Disney Announces More Layoffs Amid Industry Shifts and Cost-Cutting Drive
The Walt Disney Company has announced another round of job cuts, affecting several hundred employees globally, as the entertainment giant continues its efforts to streamline operations and reduce costs in a rapidly evolving media landscape.
The latest layoffs impact employees across multiple departments, including film and television marketing, casting, content development, and corporate finance, according to a company spokesperson. While no entire teams are being shut down, the cuts reflect Disney's strategy of “surgical” adjustments rather than sweeping reductions.
“As our industry transforms at a rapid pace, we continue to evaluate ways to efficiently manage our businesses while fuelling the state-of-the-art creativity and innovation that consumers value and expect from Disney,” the company said in a statement to the BBC.

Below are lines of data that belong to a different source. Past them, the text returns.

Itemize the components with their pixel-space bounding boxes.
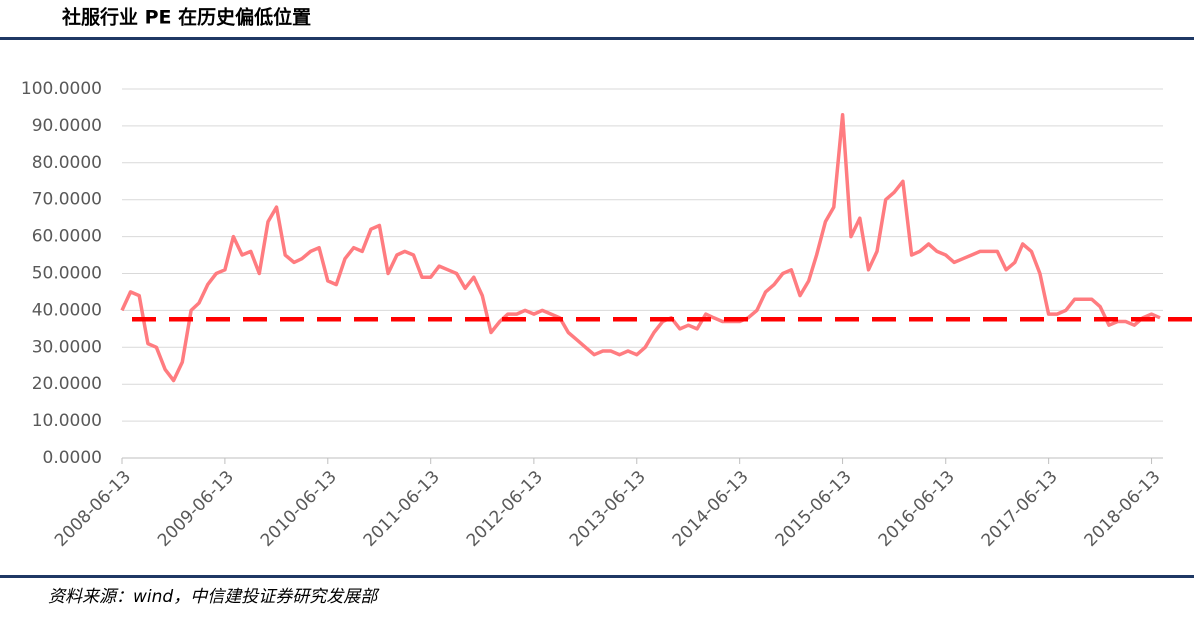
y-tick-label: 100.0000 xyxy=(21,79,102,99)
x-tick-label: 2018-06-13 xyxy=(1081,467,1165,551)
x-tick-label: 2010-06-13 xyxy=(257,467,341,551)
y-tick-label: 30.0000 xyxy=(32,337,102,357)
x-tick-label: 2011-06-13 xyxy=(360,467,444,551)
x-tick-label: 2015-06-13 xyxy=(772,467,856,551)
source-note: 资料来源：wind，中信建投证券研究发展部 xyxy=(48,587,380,607)
y-tick-label: 20.0000 xyxy=(32,374,102,394)
y-tick-label: 90.0000 xyxy=(32,116,102,136)
chart-title: 社服行业 PE 在历史偏低位置 xyxy=(61,6,311,29)
footer-rule xyxy=(0,575,1194,578)
x-tick-label: 2014-06-13 xyxy=(669,467,753,551)
y-tick-label: 80.0000 xyxy=(32,153,102,173)
y-tick-label: 50.0000 xyxy=(32,264,102,284)
x-tick-label: 2013-06-13 xyxy=(566,467,650,551)
x-tick-label: 2016-06-13 xyxy=(875,467,959,551)
x-tick-label: 2009-06-13 xyxy=(154,467,238,551)
data-line xyxy=(120,113,1161,383)
y-tick-label: 0.0000 xyxy=(43,448,102,468)
x-tick-label: 2008-06-13 xyxy=(51,467,135,551)
header-rule xyxy=(0,37,1194,40)
x-tick-label: 2017-06-13 xyxy=(978,467,1062,551)
y-tick-label: 70.0000 xyxy=(32,190,102,210)
y-tick-label: 60.0000 xyxy=(32,227,102,247)
x-tick-label: 2012-06-13 xyxy=(463,467,547,551)
y-tick-label: 40.0000 xyxy=(32,300,102,320)
y-tick-label: 10.0000 xyxy=(32,411,102,431)
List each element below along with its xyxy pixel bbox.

The move follows Disney’s major workforce reduction in 2023, when approximately 7,000 jobs were cut under CEO Bob Iger’s initiative to save $5.5 billion. That round was part of a broader restructuring plan aimed at repositioning the company amid declining cable TV revenues and intensifying competition in the streaming market.
Disney currently employs about 233,000 people worldwide, with more than 60,000 based outside the United States.
The job cuts come despite strong earnings in early 2025. Disney reported $23.6 billion in revenue for the first quarter, a 7% increase year-on-year, driven largely by growth in its Disney+ streaming platform, which gained a significant number of new subscribers.
However, the transition from traditional broadcast and cable to streaming has also required the company to rethink its content strategy and cost structures. Legacy media units — including those focused on television production and film promotion — have been under increasing pressure to operate more efficiently.
While Disney continues to invest heavily in content, not all projects have met expectations. The company’s live-action remake of Snow White, released earlier this year, underperformed at the box office, impacted by critical reviews and lukewarm audience reception. In contrast, its latest animated offering, Lilo & Stitch, proved a commercial success, setting records during the Memorial Day holiday weekend and generating more than $610 million in global ticket sales, according to Box Office Mojo.
Despite the box office ups and downs, Disney’s portfolio remains robust. The company owns Marvel, ESPN, Hulu, and other major content platforms, giving it broad reach across both traditional and digital entertainment spaces.
Industry analysts view the layoffs as part of a larger trend affecting Hollywood and media companies globally. As audiences shift their viewing habits and as tech giants expand into content creation, traditional studios are forced to balance innovation with financial discipline.
“There’s an ongoing recalibration in the entertainment industry,” said Mia Reynolds, a media analyst based in New York. “Companies like Disney are trying to remain creative powerhouses while adapting to new business realities. That’s not easy — and sometimes, unfortunately, it means cutting staff.”
Disney has not disclosed the exact number of employees affected in this round, but reiterated that it is taking steps to minimize disruption to ongoing projects and teams.